Jennie is a lesbian woman. She says she is only sexually attracted to women who are biologically female and have vaginas. She therefore only has sex and relationships with women who are biologically female.

Jennie doesn’t think this should be controversial, but not everyone agrees. She has been described as transphobic, a genital fetishist, a pervert and a “terf” – a trans exclusionary radical feminist.

Jennie is a woman. Jennie is a lesbian woman. She is not sexually attracted to people with  a penis. Is this not allowed?

“I’ve had someone saying they would rather kill me than Hitler,” says 24-year-old Jennie*.

“They said they would strangle me with a belt if they were in a room with me and Hitler. That was so bizarrely violent, just because I won’t have sex with trans women.”

What’s notable about this is that it isn’t a matter of persuasion, or even personal preference. It’s sexual demands upon threat of violence. That tolerance and empathy piece comes off a lot less sincere when accompanied by the two-prong reaction of deserve to die and worse than Hitler. Nice, right?

“There’s a common argument that they try and use that goes ‘What if you met a woman in a bar and she’s really beautiful and you got on really well and you went home and you discovered that she has a penis? Would you just not be interested?'” says Jennie, who lives in London and works in fashion.

Jennie’s answer is yes, for the obvious reason that she’s a lesbian and, as such, does not want someone to penetrate her with a penis no matter what that person was wearing before, what name she uses or what changes were made to her birth certificate or passport. It’s nothing personal, but it’s very personal.

This arises in the context of a lesbian woman pressured to accept a transgender woman as a woman for the purpose of engaging in sex. It presents the same situation that will arise when a straight man takes a beautiful woman on a date and, at the end of the evening, learns that his date has a penis. What’s it gonna be, boy?

At this stage of the progression, the attack is largely emotional pressure of the sort that many would argue constitutes rape if applied by a straight man to a straight woman.

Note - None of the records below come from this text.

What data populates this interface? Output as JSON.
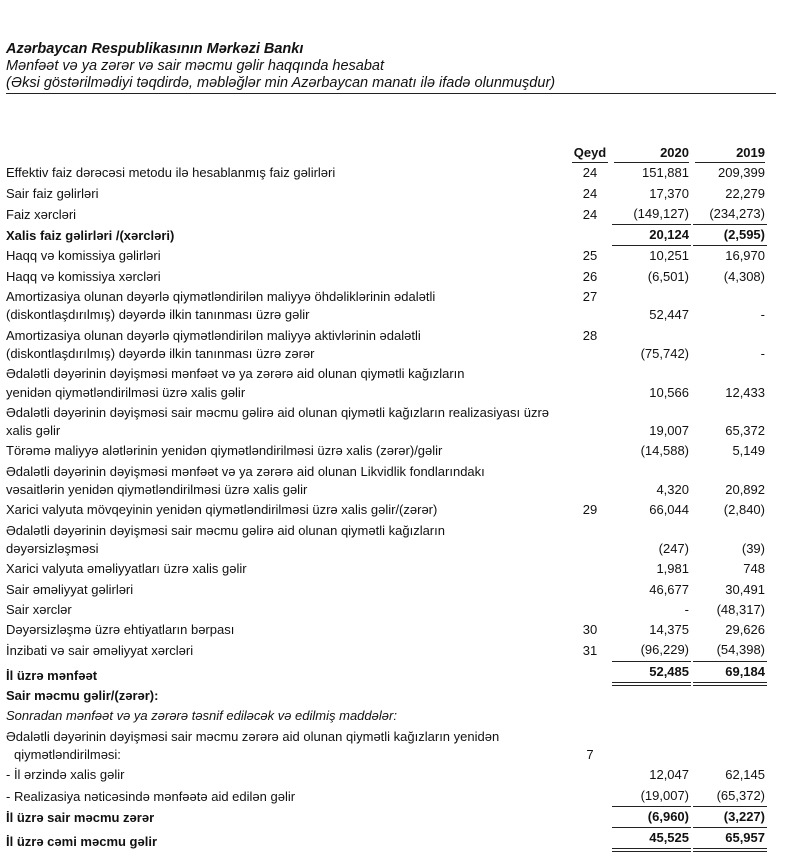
{
  "header": {
    "entity": "Azərbaycan Respublikasının Mərkəzi Bankı",
    "statement": "Mənfəət və ya zərər və sair məcmu gəlir haqqında hesabat",
    "basis": "(Əksi göstərilmədiyi təqdirdə, məbləğlər min Azərbaycan manatı ilə ifadə olunmuşdur)"
  },
  "columns": {
    "note": "Qeyd",
    "y2020": "2020",
    "y2019": "2019"
  },
  "rows": [
    {
      "label": [
        "Effektiv faiz dərəcəsi metodu ilə hesablanmış faiz gəlirləri"
      ],
      "note": "24",
      "y2020": "151,881",
      "y2019": "209,399"
    },
    {
      "label": [
        "Sair faiz gəlirləri"
      ],
      "note": "24",
      "y2020": "17,370",
      "y2019": "22,279"
    },
    {
      "label": [
        "Faiz xərcləri"
      ],
      "note": "24",
      "y2020": "(149,127)",
      "y2019": "(234,273)"
    },
    {
      "label": [
        "Xalis faiz gəlirləri /(xərcləri)"
      ],
      "note": "",
      "y2020": "20,124",
      "y2019": "(2,595)",
      "style": "bold"
    },
    {
      "label": [
        "Haqq və komissiya gəlirləri"
      ],
      "note": "25",
      "y2020": "10,251",
      "y2019": "16,970"
    },
    {
      "label": [
        "Haqq və komissiya xərcləri"
      ],
      "note": "26",
      "y2020": "(6,501)",
      "y2019": "(4,308)"
    },
    {
      "label": [
        "Amortizasiya olunan dəyərlə qiymətləndirilən maliyyə öhdəliklərinin ədalətli",
        "(diskontlaşdırılmış) dəyərdə ilkin tanınması üzrə gəlir"
      ],
      "note": "27",
      "y2020": "52,447",
      "y2019": "-"
    },
    {
      "label": [
        "Amortizasiya olunan dəyərlə qiymətləndirilən maliyyə aktivlərinin ədalətli",
        "(diskontlaşdırılmış) dəyərdə  ilkin tanınması üzrə zərər"
      ],
      "note": "28",
      "y2020": "(75,742)",
      "y2019": "-"
    },
    {
      "label": [
        "Ədalətli dəyərinin dəyişməsi mənfəət və ya zərərə aid olunan qiymətli kağızların",
        "yenidən qiymətləndirilməsi üzrə xalis gəlir"
      ],
      "note": "",
      "y2020": "10,566",
      "y2019": "12,433"
    },
    {
      "label": [
        "Ədalətli dəyərinin dəyişməsi sair məcmu gəlirə aid olunan qiymətli kağızların realizasiyası üzrə",
        "xalis gəlir"
      ],
      "note": "",
      "y2020": "19,007",
      "y2019": "65,372"
    },
    {
      "label": [
        "Törəmə maliyyə alətlərinin yenidən qiymətləndirilməsi üzrə xalis (zərər)/gəlir"
      ],
      "note": "",
      "y2020": "(14,588)",
      "y2019": "5,149"
    },
    {
      "label": [
        "Ədalətli dəyərinin dəyişməsi mənfəət və ya zərərə aid olunan Likvidlik fondlarındakı",
        "vəsaitlərin yenidən qiymətləndirilməsi  üzrə xalis gəlir"
      ],
      "note": "",
      "y2020": "4,320",
      "y2019": "20,892"
    },
    {
      "label": [
        "Xarici valyuta mövqeyinin yenidən qiymətləndirilməsi üzrə xalis gəlir/(zərər)"
      ],
      "note": "29",
      "y2020": "66,044",
      "y2019": "(2,840)"
    },
    {
      "label": [
        "Ədalətli dəyərinin dəyişməsi sair məcmu gəlirə aid olunan qiymətli kağızların",
        "dəyərsizləşməsi"
      ],
      "note": "",
      "y2020": "(247)",
      "y2019": "(39)"
    },
    {
      "label": [
        "Xarici valyuta əməliyyatları üzrə xalis gəlir"
      ],
      "note": "",
      "y2020": "1,981",
      "y2019": "748"
    },
    {
      "label": [
        "Sair əməliyyat gəlirləri"
      ],
      "note": "",
      "y2020": "46,677",
      "y2019": "30,491"
    },
    {
      "label": [
        "Sair xərclər"
      ],
      "note": "",
      "y2020": "-",
      "y2019": "(48,317)"
    },
    {
      "label": [
        "Dəyərsizləşmə üzrə ehtiyatların bərpası"
      ],
      "note": "30",
      "y2020": "14,375",
      "y2019": "29,626"
    },
    {
      "label": [
        "İnzibati və sair əməliyyat xərcləri"
      ],
      "note": "31",
      "y2020": "(96,229)",
      "y2019": "(54,398)"
    },
    {
      "label": [
        "İl üzrə mənfəət"
      ],
      "note": "",
      "y2020": "52,485",
      "y2019": "69,184",
      "style": "bold"
    },
    {
      "label": [
        "Sair məcmu gəlir/(zərər):"
      ],
      "note": "",
      "y2020": "",
      "y2019": "",
      "style": "bold"
    },
    {
      "label": [
        "Sonradan mənfəət və ya zərərə təsnif ediləcək və edilmiş maddələr:"
      ],
      "note": "",
      "y2020": "",
      "y2019": "",
      "style": "italic"
    },
    {
      "label": [
        "Ədalətli dəyərinin dəyişməsi sair məcmu zərərə aid olunan qiymətli kağızların yenidən",
        "qiymətləndirilməsi:"
      ],
      "note": "7",
      "y2020": "",
      "y2019": ""
    },
    {
      "label": [
        "-  İl ərzində xalis gəlir"
      ],
      "note": "",
      "y2020": "12,047",
      "y2019": "62,145"
    },
    {
      "label": [
        "-  Realizasiya nəticəsində mənfəətə aid edilən gəlir"
      ],
      "note": "",
      "y2020": "(19,007)",
      "y2019": "(65,372)"
    },
    {
      "label": [
        "İl üzrə sair məcmu zərər"
      ],
      "note": "",
      "y2020": "(6,960)",
      "y2019": "(3,227)",
      "style": "bold"
    },
    {
      "label": [
        "İl üzrə cəmi məcmu gəlir"
      ],
      "note": "",
      "y2020": "45,525",
      "y2019": "65,957",
      "style": "bold"
    }
  ]
}
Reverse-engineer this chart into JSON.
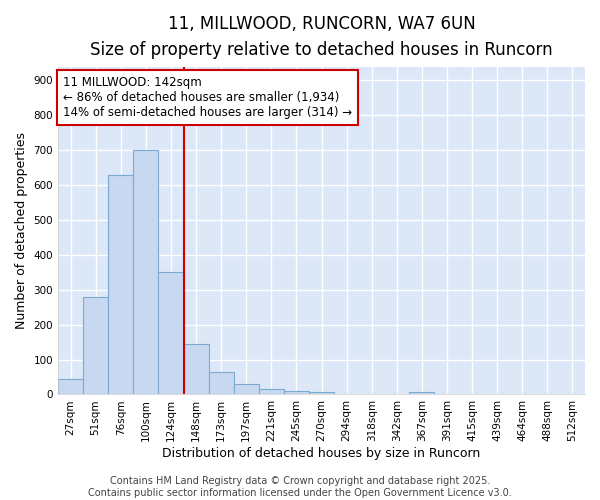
{
  "title": "11, MILLWOOD, RUNCORN, WA7 6UN",
  "subtitle": "Size of property relative to detached houses in Runcorn",
  "xlabel": "Distribution of detached houses by size in Runcorn",
  "ylabel": "Number of detached properties",
  "bar_labels": [
    "27sqm",
    "51sqm",
    "76sqm",
    "100sqm",
    "124sqm",
    "148sqm",
    "173sqm",
    "197sqm",
    "221sqm",
    "245sqm",
    "270sqm",
    "294sqm",
    "318sqm",
    "342sqm",
    "367sqm",
    "391sqm",
    "415sqm",
    "439sqm",
    "464sqm",
    "488sqm",
    "512sqm"
  ],
  "bar_values": [
    45,
    280,
    630,
    700,
    350,
    145,
    65,
    30,
    15,
    10,
    8,
    0,
    0,
    0,
    8,
    0,
    0,
    0,
    0,
    0,
    0
  ],
  "bar_color": "#c8d8f0",
  "bar_edge_color": "#7aaad0",
  "vline_color": "#cc0000",
  "annotation_title": "11 MILLWOOD: 142sqm",
  "annotation_line2": "← 86% of detached houses are smaller (1,934)",
  "annotation_line3": "14% of semi-detached houses are larger (314) →",
  "annotation_box_color": "#ffffff",
  "annotation_border_color": "#cc0000",
  "ylim": [
    0,
    940
  ],
  "yticks": [
    0,
    100,
    200,
    300,
    400,
    500,
    600,
    700,
    800,
    900
  ],
  "footer_text": "Contains HM Land Registry data © Crown copyright and database right 2025.\nContains public sector information licensed under the Open Government Licence v3.0.",
  "plot_bg_color": "#dce8f8",
  "fig_bg_color": "#ffffff",
  "grid_color": "#ffffff",
  "title_fontsize": 12,
  "subtitle_fontsize": 10,
  "axis_label_fontsize": 9,
  "tick_fontsize": 7.5,
  "annotation_fontsize": 8.5,
  "footer_fontsize": 7
}
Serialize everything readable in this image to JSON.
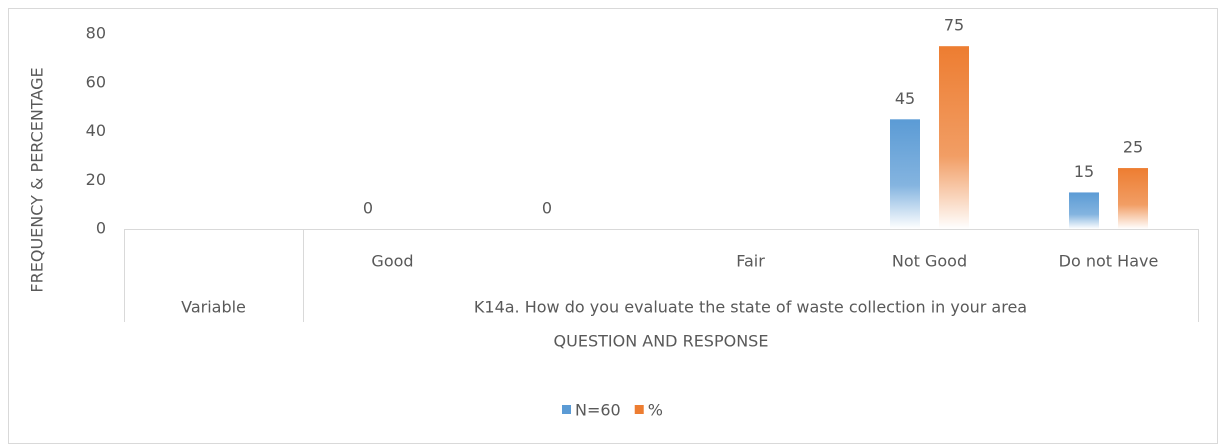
{
  "chart_data": {
    "type": "bar",
    "y_label": "FREQUENCY & PERCENTAGE",
    "x_label": "QUESTION AND RESPONSE",
    "categories": [
      null,
      "Good",
      null,
      "Fair",
      "Not Good",
      "Do not Have"
    ],
    "groups": [
      {
        "label": "Variable",
        "span": 1
      },
      {
        "label": "K14a. How do you evaluate the state of waste collection in your area",
        "span": 5
      }
    ],
    "series": [
      {
        "name": "N=60",
        "color": "#5b9bd5",
        "values": [
          null,
          0,
          0,
          null,
          45,
          15
        ]
      },
      {
        "name": "%",
        "color": "#ed7d31",
        "values": [
          null,
          null,
          null,
          null,
          75,
          25
        ]
      }
    ],
    "ylim": [
      0,
      80
    ],
    "yticks": [
      0,
      20,
      40,
      60,
      80
    ],
    "grid": false,
    "legend": "bottom"
  }
}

As well as experiencing pressure to go on dates or engage in sexual activity with trans women, some of the respondents reported being successfully persuaded to do so.

“I thought I would be called a transphobe or that it would be wrong of me to turn down a trans woman who wanted to exchange nude pictures,” one wrote. “Young women feel pressured to sleep with trans women ‘to prove I am not a terf’.”

One woman reported being targeted in an online group. “I was told that homosexuality doesn’t exist and I owed it to my trans sisters to unlearn my ‘genital confusion’ so I can enjoy letting them penetrate me,” she wrote.

One might chalk up the fear of being called a “transphobe” or a “TERF” to the fact that these women were lesbians, and already inclined by their own experiences to be more sensitive to such characterizations. After all, when one relies on marginalization as an argument for asserting rights, it’s hard to deny the same to others, particularly when your initials have been mashed together for years.

But this sensitivity is also prevalent on college campuses. It’s not that every student suddenly identifies as non-binary, but many do to demonstrate their support or that they’re hip. Even students who don’t perceive themselves to be particularly progressive  have a decidedly progressive perspective on issues of race and gender. This leaves many students open to sexual extortion by pressure to engage in sex not based on physical attraction, but identity politics. Nobody on campus wants to be called the university transphobe.

And when the date is over and sex is in the offing, until the moment Timmy learns that Sally has a penis, the option will be acquiesce or discriminate. For now, it’s sexual peer pressure. If that fails, there’s Title IX. It’s going to go there because it has nowhere else to go.